I began to become interested in senior nutrition in a very direct way, at an extremely specific time. My mother has celiac disease. She avoids all products containing wheat or gluten. In her late eighties, my mother lives alone. She gets around only with difficulty, sees and hears poorly, but still lives (and cooks) independently.
I live across the continent from my mother, but my three sisters live in the same city. When my mother took a fall and spent a week in the hospital, I was concerned, of course, but helpless at the same time. My sisters buzzed around my mother, keeping in touch with me through dozens of e-mails and telephone calls. They advised me not to break into my life and fly in, especially as I had already planned a trip for the next month. My mother would survive, and stay in her home, but now with live-in home care on a full-time basis.
“These people are real pros,” one sister told me, relieved finally to have another pair of hands involved in my mother’s care. “They’ll wash her when she needs it, make sure she takes her medication at the right times, take her to doctor appointments, and they even cook. They know what they’re doing.”
Once on the scene, I talked to several of the caregivers. We had a long and detailed discussion about medication, which in my mother’s case is complex, involving painkillers, which need to be carefully monitored. We also discussed my mother’s celiac disease. By all indications, the caregivers understood the ins and outs of the gluten-free lifestyle. I was shocked, then, when one caregiver nearly served a plate of spaghetti to my mother. Groggy from her medication, my mother might have eaten it. Standard spaghetti is filled with gluten.

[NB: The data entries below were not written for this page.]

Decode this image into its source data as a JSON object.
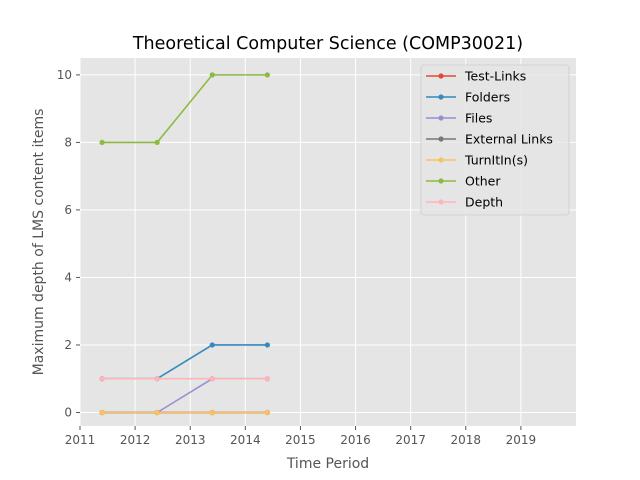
{
  "chart_data": {
    "type": "line",
    "title": "Theoretical Computer Science (COMP30021)",
    "xlabel": "Time Period",
    "ylabel": "Maximum depth of LMS content items",
    "xlim": [
      2011,
      2020
    ],
    "ylim": [
      -0.4,
      10.5
    ],
    "xticks": [
      "2011",
      "2012",
      "2013",
      "2014",
      "2015",
      "2016",
      "2017",
      "2018",
      "2019"
    ],
    "yticks": [
      "0",
      "2",
      "4",
      "6",
      "8",
      "10"
    ],
    "grid": true,
    "legend_position": "top-right",
    "x": [
      2011.4,
      2012.4,
      2013.4,
      2014.4
    ],
    "series": [
      {
        "name": "Test-Links",
        "color": "#e24a33",
        "values": [
          0,
          0,
          0,
          0
        ]
      },
      {
        "name": "Folders",
        "color": "#348abd",
        "values": [
          1,
          1,
          2,
          2
        ]
      },
      {
        "name": "Files",
        "color": "#988ed5",
        "values": [
          0,
          0,
          1,
          1
        ]
      },
      {
        "name": "External Links",
        "color": "#777777",
        "values": [
          0,
          0,
          0,
          0
        ]
      },
      {
        "name": "TurnItIn(s)",
        "color": "#fbc15e",
        "values": [
          0,
          0,
          0,
          0
        ]
      },
      {
        "name": "Other",
        "color": "#8eba42",
        "values": [
          8,
          8,
          10,
          10
        ]
      },
      {
        "name": "Depth",
        "color": "#ffb5b8",
        "values": [
          1,
          1,
          1,
          1
        ]
      }
    ]
  }
}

The caregiver told me she thought it was enough that she avoided coating the pan-fried chicken she made for my mother with flour, and she knew my mother could not eat conventional bread. She did not give the spaghetti a thought, and did not read the ingredients. We had a thorough discussion of gluten-free eating. This set my mind at rest about my mother and her diet, but it got me thinking about the food-related challenges facing the growing numbers of people in home care.
A Idea Is Born
A few days after the spaghetti incident I was flying back home, and travel gets me to thinking. Home caregivers watch medication with great care. They know what to do in an emergency. They keep careful records of their clients’ activities and routines. Beyond these basics, do they really understand the gluten-free lifestyle, the dairy-free diet, the needs of diabetics? Do they know to read ingredient labeling? What about sodium restricted diets? Do they think taking away the saltshaker is all they need to do? Are they aware that most hidden sodium comes in the form of processed foods?

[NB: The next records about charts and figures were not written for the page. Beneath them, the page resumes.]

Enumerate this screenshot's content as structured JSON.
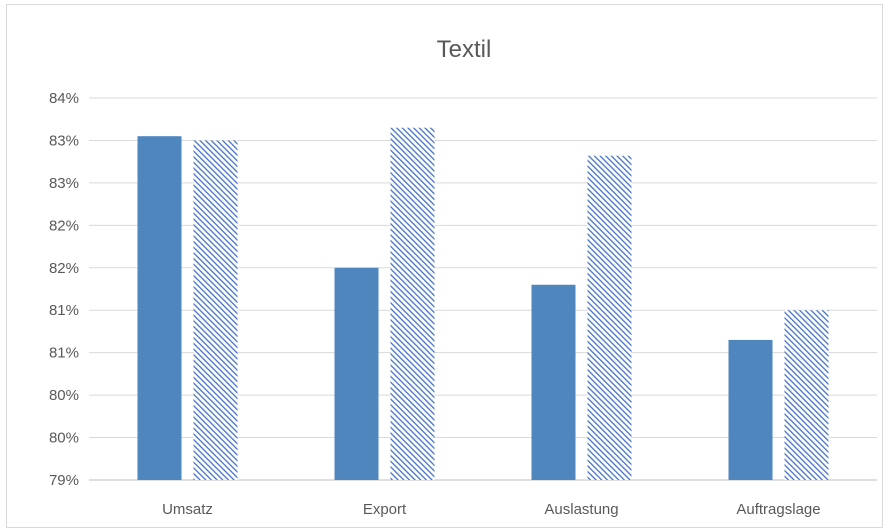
{
  "chart_data": {
    "type": "bar",
    "title": "Textil",
    "categories": [
      "Umsatz",
      "Export",
      "Auslastung",
      "Auftragslage"
    ],
    "series": [
      {
        "values": [
          83.05,
          81.5,
          81.3,
          80.65
        ],
        "color": "#4f86be",
        "fill": "solid"
      },
      {
        "values": [
          83.0,
          83.15,
          82.82,
          81.0
        ],
        "color": "#4472c4",
        "fill": "diagonal-hatch"
      }
    ],
    "y_ticks": [
      "79%",
      "80%",
      "80%",
      "81%",
      "81%",
      "82%",
      "82%",
      "83%",
      "83%",
      "84%"
    ],
    "ylim": [
      79,
      83.5
    ],
    "xlabel": "",
    "ylabel": "",
    "grid": true,
    "legend": "none"
  }
}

Do they…? ElderEats is about the dozens of feeding “do they’s” that came to my brain in the coming weeks. Every time I came to the question about how to keep people who cannot feed themselves nourished, the questions became more numerous, the issues more complicated. I did research, and uncovered more than a dozen food restrictions that can arise in a home care setting. As a trained food professional, I realized that basic nutritional concepts also come into play. I then grasped the obvious when I added my third parameter: can the caregiver actually cook, in a culinary sense? Giving the matter more thought, I added sanitation and food storage to the list. Finally, I worked out the need to discuss how the caregiver can help with the physical process of food handling and consumption, from cutting the food to keeping a plate warm for slow eaters. Each of these five areas is challenging.
Eating is not the only facet of home care, but it is an important one. Meals function as vital high points in the day for the person in home care. The person should look forward to well-planned, well-prepared, safe, nutritionally appropriate meals. There is no leaving this critical area to chance. We need a systematized approach that covers every base. That’s ElderEats.